Calculation Of Quark Condensate In Nuclear Matter By Using The Chiral Symmetry Spontaneous Breaking Lagrangian

QCD has a non-trivial vacuum with non-perturbation condensates of quarks and gluons. As all known, in the low energy region, QCD has two very important properties: chiral symmetry spontaneous breaking and confinement. It is believed that the two properties are closely related to the vacuum characteristics. By combining the global color symmetry model (GCM) of QCD and the instanton dilute liquid approximation we have investigated the vacuum properties and some results which fit experimental data quite well have been obtained. The investigations show that the chiral symmetry spontaneous breaking is the key to understand the low energy feature of the strongly interacting physics. The chiral symmetry spontaneous breaking can be characterized by the quark condensates .In the QCD sum rule approach the condensates are introduced phenomenogically in the theory and their values are determined by fitting experimental data.
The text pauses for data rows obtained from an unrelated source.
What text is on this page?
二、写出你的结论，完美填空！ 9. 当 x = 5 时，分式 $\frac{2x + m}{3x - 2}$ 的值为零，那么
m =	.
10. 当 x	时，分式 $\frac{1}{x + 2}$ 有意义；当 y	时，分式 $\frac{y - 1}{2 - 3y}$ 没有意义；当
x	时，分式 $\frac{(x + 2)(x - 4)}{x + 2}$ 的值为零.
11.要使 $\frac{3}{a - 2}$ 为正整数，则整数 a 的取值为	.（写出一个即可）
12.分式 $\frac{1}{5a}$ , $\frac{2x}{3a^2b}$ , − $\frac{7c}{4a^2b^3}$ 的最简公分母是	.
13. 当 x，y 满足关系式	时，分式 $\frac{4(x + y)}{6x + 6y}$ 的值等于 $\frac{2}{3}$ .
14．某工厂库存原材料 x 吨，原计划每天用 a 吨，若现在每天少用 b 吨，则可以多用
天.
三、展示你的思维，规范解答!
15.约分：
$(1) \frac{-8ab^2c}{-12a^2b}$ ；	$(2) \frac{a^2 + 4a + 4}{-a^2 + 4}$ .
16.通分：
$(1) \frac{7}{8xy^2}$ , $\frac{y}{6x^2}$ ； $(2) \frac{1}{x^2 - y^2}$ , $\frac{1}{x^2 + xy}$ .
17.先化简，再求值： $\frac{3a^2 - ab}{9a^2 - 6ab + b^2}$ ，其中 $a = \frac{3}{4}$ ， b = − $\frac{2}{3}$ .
Many evidences shows that the chiral symmetry spontaneou breaking appears below the scale 1 Gev. Meanwhile, one believes that the evolution from chiral symmetry to the spontaneous breaking is of second order phase transition. Thus the quark condensates in the nuclear matter decreases gradualy as the density of the nuclear matter increases.Using the chiral symmetry spontaneous breaking Lagrangian with mean-field approxiation we investigate the in-medium quark condensate < qq >.It is found that the condensate decreases with the nuclear matter density/? ,meanwhile, the descent deviates from the linear decrease and becomes remarkably slow as the density of the nuclear matter further increases. It shows that the chiral symmetry spontaneous breaking is only partially restored in nuclear matter.